There were lots of information boards to look at in this building, now empty since it closed as a second-hand book shop in 2011 and a leaflet had been produced to explain the history.
It seems it was always an important high status Inn because it lay opposite an important house, now demolished, called Curson House. Cardinal Thomas Wolsey hoped to use Curson House as his retirement home (he didn't live long enough to retire!) and people from the entourages of the visitors to Curson House would have stayed at the Inn. Catherine of Aragon visited Lord Curson in 1517 and Henry VIII in 1522.
This map of Ipswich showing Curson House with Curson Lodge opposite dates from 1610
Wood panelling in the downstairs parlour is thought to be original 17th century, although it has been cut and moved since then. (The bunting is for Heritage Open Buildings)
I also visited the Bethesda Baptist Chapel. I'm sure I've been here in the past when taking part in singing competitions as a member of Wetherden Baptist chapel. Bethesda is huge chapel built in 1912 in classical style on a site used by various religious groups since 1782.
Polished granite two storey columns at the front and wide steps leading up to the big doors.
There is an upper balcony on 3 sides of the chapel with the organ up on the 4th side. The church was full of donations for Harvest Festival - lots of tins of food rather than the fresh produce with which we used to decorate our village chapel in the 1960s.
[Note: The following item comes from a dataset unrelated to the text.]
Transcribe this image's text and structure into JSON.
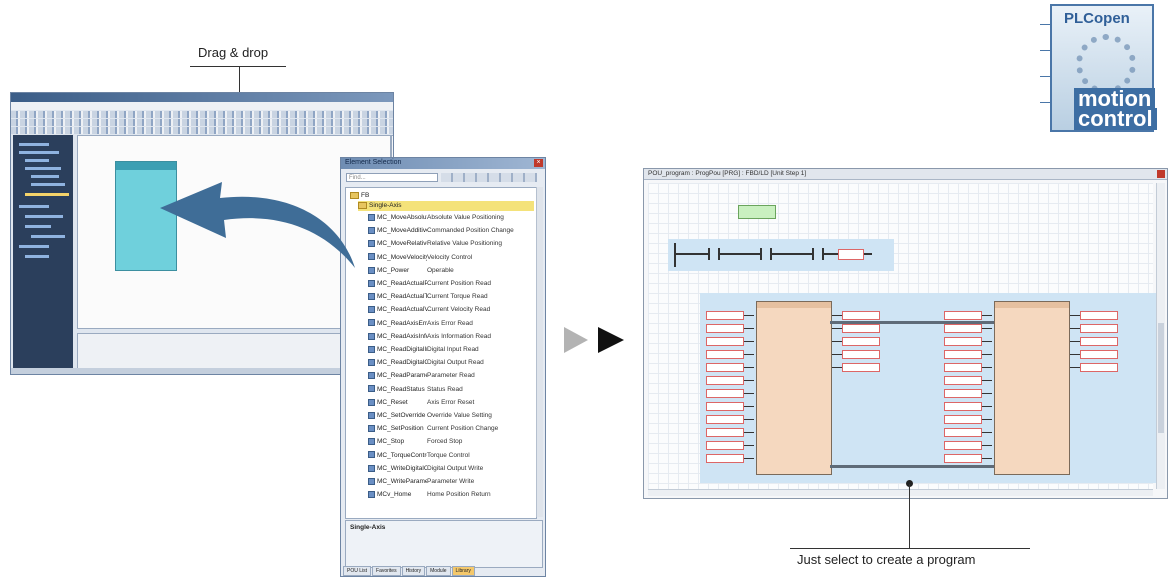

From the entrance to the front
And from the front looking back to the entrance. I had a nice chat with the lady who was welcoming people by the door, she had once lived in Great Finborough near Stowmarket and knew the leaders at Wetherden Chapel when I was going there.
I also visited two Churches that get a mention in the 100 Treasures Book. One I've tried to visit before but it's normally locked. I've written separate posts for them which will appear sometime later this month.
Still many other interesting locations to visit on next years open days.
Another thing to mention is spotting an Ipswich Town FC legend!......... GEORGE BURLEY In Costa in Debenhams just enjoying a coffee with his wife, several people noticed him, you could see them nudging each other........ but no one bothered him.
He was playing for Ipswich back in the days of 1973-77 when I used to go and watch with boyfriend of the time.
It's fair to say he was a better player than Manager - as a manager he kept getting sacked!